The League of Liberal Humanities has stuck up campaign stickers all around CMU, but they were quickly taken down. The group seems to think that the Pro-SOTUS force is strong.

“One of my friends yesterday, a Chinese major, she tried to take a video but was told to stop immediately as it wasn’t allowed,” says Or, and she explains that photographs and videos are verboten during most SOTUS events.

Much like extremely difficult physical military training the group told me that some students take pride in coming through harsh training. This sense of pride is echoed by many pro-SOTUS students writing on social media.

Or told me about her transsexual friend:

“The katoey in her faculty, the ones who’ve had operations, had to take off their tops and rubs their boobs on the ground as they crawled, and the senior boys ordered them to move and shouted at them. But for some reason my friend feels proud she did it. That she finished it. I don’t understand.”

Anti-SOTUS Facebook page (girls being forced to lick a wooden phallus)

It sounds a bit like Stockholm Syndrome.

Einstein called nationalism “the measles of mankind, an infantile disease”, and though I agree – and I think SOTUS is a direct corollary of nationalism – it’s certainly not as confounding as an airborne disease like measles. It’s more like a tangible rot, that if not removed, will spread to other parts of any given area.

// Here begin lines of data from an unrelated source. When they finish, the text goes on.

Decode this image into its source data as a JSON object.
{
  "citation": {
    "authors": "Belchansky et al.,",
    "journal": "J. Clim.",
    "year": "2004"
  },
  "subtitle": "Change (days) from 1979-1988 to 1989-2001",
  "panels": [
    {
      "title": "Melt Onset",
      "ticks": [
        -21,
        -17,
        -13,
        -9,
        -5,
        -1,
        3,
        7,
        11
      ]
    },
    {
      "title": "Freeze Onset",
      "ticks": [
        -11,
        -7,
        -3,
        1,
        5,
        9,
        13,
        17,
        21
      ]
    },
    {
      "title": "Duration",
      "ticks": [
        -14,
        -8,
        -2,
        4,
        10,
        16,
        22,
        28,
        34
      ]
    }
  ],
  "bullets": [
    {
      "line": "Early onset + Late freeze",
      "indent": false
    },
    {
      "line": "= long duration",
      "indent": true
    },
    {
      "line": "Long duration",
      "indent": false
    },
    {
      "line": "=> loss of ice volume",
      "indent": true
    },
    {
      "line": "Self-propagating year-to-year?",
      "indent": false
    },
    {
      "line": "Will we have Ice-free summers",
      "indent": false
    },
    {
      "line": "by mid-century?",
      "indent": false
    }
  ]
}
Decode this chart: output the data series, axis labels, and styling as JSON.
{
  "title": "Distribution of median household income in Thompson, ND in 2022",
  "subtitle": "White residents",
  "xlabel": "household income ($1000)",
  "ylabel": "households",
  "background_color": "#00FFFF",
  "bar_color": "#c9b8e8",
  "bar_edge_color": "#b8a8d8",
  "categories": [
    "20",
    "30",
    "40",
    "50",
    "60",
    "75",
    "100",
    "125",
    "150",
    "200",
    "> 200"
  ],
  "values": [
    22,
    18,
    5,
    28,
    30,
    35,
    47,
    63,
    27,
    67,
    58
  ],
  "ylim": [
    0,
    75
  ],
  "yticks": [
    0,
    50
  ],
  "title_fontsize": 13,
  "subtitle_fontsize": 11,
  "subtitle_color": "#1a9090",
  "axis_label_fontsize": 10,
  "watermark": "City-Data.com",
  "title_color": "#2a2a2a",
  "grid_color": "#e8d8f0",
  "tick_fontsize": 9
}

The pressure to belong is to a larger group is natural and students need activities where they can gel with each other. But why must these activities be effectively oppressive and anti-intellectual, rather than something that encourages freedom of expression and the radicalization of the intellect? This is a matter of great concern. We might ask how much damage SOTUS is doing, not just to the bodies and minds of its victims, but to the future of Thailand. How much is SOTUS limiting progress, real social progress – not only the financial kind we are hearing so much about these days?

I’d rather know my child was experimenting with Ecstasy, or waking up in strangers’ beds with dicks painted on their face, than find out they are being marched around lakes like Guantanamo marks while being ordered to pledge allegiance to various clubs and institutions. Students have to become adults in university, and firstly this means changing the rules of the language game – stop referring to students as dek. Respect their presence, their intellect, their autonomy. You’ll find their grades rise, not drop. But they can only grow-up when the institution around them also does a bit of growing up, and accepts it’s out of date and admits a few hard things about itself; the fact some of its old traditions have prolapsed, its dated mantras can be harmful, and that after every death of an idea or tradition there is rebirth of another idea and tradition. And it is these constant changes and shifts that knowledge has always relied on, not stasis.